I know that the tutorials section is really good with stuff to do with dreaming and sleeping and LDing, I was just wondering, for the people who run the site, what would be allowed to be a topic for a tutorial (areas would be fine).  I just don't want to write one and then have it not be accepted or  even get me banned...  That wouldn't be good...  And for everyone out there, what do you peeps think would be a good topic for some tutorials that we haven't covered?

----------


## dudesuperior

I should think that anything to do with dreaming would be a topic for the tutorials. I don't think there's a high chance of you getting banned for posting a tutorial (In the education section first), as long as it doesn't have anything rude or profoundly stupid.

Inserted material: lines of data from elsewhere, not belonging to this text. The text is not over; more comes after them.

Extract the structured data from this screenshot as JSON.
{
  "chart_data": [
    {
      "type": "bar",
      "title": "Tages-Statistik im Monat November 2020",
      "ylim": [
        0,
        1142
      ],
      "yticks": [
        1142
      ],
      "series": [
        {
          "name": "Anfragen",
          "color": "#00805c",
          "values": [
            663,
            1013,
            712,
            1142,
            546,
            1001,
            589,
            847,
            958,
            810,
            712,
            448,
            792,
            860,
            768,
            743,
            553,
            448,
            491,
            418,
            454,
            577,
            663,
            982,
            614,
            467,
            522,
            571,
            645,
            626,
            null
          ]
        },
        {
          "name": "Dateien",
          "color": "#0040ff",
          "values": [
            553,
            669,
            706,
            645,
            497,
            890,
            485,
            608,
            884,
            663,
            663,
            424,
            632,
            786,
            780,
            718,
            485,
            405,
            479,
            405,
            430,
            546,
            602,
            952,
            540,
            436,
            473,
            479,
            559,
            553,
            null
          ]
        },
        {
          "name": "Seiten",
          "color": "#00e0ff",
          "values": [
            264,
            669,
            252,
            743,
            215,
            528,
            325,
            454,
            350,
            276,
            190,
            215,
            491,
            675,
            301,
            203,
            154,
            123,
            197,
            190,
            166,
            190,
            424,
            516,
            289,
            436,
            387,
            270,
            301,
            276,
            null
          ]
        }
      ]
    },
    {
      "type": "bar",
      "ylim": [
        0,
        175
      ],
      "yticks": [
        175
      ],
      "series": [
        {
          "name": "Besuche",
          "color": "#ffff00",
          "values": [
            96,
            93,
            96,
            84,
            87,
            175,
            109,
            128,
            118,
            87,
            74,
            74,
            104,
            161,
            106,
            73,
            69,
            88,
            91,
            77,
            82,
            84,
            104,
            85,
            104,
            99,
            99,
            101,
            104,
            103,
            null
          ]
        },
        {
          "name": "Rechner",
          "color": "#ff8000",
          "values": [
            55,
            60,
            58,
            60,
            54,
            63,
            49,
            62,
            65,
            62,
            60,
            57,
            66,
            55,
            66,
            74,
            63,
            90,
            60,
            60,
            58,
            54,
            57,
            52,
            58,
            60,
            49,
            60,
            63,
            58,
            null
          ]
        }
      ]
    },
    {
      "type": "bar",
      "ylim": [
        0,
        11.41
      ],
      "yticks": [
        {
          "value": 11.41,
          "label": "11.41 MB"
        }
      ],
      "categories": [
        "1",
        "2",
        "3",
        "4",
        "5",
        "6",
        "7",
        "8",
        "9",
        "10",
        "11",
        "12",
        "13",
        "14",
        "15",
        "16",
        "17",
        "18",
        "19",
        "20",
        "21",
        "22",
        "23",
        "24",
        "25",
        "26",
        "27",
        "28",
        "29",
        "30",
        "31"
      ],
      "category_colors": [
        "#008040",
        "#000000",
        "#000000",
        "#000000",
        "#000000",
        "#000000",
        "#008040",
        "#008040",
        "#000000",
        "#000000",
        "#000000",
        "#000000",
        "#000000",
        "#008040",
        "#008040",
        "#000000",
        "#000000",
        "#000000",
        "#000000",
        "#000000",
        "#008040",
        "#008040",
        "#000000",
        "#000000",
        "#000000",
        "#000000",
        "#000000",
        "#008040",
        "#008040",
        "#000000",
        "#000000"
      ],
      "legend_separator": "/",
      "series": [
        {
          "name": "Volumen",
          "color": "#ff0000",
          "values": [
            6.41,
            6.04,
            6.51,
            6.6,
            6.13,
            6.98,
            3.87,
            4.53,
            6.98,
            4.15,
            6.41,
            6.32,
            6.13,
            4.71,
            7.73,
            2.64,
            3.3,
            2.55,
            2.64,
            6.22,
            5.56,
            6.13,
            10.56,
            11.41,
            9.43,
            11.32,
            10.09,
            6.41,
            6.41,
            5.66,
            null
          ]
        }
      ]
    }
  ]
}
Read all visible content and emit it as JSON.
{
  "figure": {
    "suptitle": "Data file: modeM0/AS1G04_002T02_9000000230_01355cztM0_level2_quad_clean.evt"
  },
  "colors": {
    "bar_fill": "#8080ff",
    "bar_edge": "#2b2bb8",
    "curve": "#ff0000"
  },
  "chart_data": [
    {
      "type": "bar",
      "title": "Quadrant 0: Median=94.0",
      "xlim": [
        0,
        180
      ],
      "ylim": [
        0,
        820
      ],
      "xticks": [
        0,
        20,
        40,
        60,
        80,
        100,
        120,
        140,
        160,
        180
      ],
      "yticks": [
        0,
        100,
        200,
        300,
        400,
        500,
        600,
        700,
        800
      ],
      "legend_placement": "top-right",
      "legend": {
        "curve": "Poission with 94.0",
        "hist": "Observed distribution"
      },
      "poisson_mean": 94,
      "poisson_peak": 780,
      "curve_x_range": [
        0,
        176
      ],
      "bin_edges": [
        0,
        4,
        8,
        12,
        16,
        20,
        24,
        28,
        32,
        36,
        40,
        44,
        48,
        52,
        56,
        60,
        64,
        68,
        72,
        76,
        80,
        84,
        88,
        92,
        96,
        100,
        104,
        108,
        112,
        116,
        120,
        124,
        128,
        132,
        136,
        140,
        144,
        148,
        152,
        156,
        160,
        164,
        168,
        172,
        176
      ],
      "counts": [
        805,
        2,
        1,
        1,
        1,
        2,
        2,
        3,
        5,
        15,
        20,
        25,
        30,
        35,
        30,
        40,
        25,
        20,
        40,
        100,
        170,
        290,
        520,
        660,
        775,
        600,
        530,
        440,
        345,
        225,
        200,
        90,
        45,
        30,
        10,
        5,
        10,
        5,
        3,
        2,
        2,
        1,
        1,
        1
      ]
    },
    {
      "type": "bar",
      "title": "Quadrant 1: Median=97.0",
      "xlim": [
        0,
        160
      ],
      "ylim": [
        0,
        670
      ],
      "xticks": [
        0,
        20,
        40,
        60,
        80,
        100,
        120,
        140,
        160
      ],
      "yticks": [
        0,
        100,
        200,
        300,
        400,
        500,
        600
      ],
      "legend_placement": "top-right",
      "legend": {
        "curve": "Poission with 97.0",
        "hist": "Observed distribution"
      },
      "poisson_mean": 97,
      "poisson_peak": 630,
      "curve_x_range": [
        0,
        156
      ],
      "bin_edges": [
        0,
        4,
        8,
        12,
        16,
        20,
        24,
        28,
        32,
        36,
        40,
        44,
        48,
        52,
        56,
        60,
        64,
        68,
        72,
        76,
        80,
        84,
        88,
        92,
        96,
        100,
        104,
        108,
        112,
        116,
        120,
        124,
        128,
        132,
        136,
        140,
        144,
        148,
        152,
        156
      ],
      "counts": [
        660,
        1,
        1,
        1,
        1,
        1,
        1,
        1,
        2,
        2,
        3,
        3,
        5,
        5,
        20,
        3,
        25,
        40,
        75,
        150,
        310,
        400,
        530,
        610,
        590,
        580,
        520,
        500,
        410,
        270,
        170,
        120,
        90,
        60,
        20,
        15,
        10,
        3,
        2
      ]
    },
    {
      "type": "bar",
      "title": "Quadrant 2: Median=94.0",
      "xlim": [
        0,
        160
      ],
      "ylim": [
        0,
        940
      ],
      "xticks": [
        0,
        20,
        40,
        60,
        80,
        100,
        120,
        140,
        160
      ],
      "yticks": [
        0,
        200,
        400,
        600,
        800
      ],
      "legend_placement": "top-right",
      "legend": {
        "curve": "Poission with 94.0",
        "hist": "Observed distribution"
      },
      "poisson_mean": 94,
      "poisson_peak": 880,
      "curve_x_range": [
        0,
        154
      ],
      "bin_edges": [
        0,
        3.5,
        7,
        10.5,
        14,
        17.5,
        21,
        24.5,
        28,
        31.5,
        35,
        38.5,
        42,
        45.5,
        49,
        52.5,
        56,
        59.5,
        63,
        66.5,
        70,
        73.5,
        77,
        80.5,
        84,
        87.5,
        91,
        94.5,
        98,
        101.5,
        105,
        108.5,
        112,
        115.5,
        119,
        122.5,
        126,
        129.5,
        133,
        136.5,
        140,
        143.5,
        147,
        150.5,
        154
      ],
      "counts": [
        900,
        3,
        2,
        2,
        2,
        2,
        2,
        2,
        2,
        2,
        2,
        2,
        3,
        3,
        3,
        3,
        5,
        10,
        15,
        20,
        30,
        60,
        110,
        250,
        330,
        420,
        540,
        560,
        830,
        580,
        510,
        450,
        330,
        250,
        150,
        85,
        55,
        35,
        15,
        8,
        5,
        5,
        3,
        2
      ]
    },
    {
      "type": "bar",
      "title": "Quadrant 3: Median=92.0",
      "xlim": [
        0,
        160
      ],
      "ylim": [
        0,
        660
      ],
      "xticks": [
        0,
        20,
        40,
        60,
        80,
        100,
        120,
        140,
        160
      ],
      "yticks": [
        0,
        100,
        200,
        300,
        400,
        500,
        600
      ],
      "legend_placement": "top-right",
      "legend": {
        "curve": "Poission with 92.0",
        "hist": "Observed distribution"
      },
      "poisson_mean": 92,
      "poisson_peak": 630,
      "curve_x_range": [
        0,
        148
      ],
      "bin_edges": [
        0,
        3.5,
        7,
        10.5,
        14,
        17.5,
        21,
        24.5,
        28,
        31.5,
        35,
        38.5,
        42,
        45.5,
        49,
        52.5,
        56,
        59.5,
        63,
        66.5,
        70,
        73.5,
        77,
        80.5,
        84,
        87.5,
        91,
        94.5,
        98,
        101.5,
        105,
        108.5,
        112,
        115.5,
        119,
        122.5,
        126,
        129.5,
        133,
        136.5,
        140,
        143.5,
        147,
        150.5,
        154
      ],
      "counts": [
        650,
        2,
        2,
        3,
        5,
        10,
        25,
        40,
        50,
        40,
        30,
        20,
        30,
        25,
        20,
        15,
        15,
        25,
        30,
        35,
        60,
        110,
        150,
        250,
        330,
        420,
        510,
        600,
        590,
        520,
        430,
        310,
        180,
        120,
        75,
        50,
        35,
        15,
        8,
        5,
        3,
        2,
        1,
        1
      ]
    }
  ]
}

> _Originally posted by WolfBlade_
> * for the people who run the site*



Oops!

----------


## wasup

You wouldn't get banned...why would you get banned?  

And um... suggest a topic.

----------


## Howie

> _Originally posted by ataraxis_
> *You wouldn't get banned...why would you get banned? *
> 
> And um... suggest a topic.*



This is a Forum to try and educate and enjoy some camaraderie! 
What must you think of the staff?   ::?:  

And Yes, Suggest one.
The ones I wrote I was animate about. I did not write them for the sake of writing one. So unless you feel you have a considerable amount of knowledge and respect about the subject you are writing about, then you may want to consider why you wish to write one.
Perhaps you just want to help. That is terrific.
There are many ways to do that.   :smiley:

----------


## Burns

I didn't see a tutorial for dreamsigns. I can't remember, is that topic covered in detail within one of the other tutorials? 

I get a lot of questions about dreamsigns (and what they are and how you utilize them), so I was thinking a good tutorial would be nice to point people to.

----------


## Amethyst Star

I actually thought about looking into a tutorial for how to stop lucid dreaming.  Occasionally a natural will come here who's been LDing all their life and they just want to have a normal, uncontrolled dream.  It may sound wierd to some people but if it can help some people I think it'd be legitimate.

I think a good thing to do would be to compile links to a number of posts on a related topic here.  I'd say about 1/3 of the work is just getting all the information in one place.  Then someone who has more time may be more likely to rifle through those posts and compile something.

----------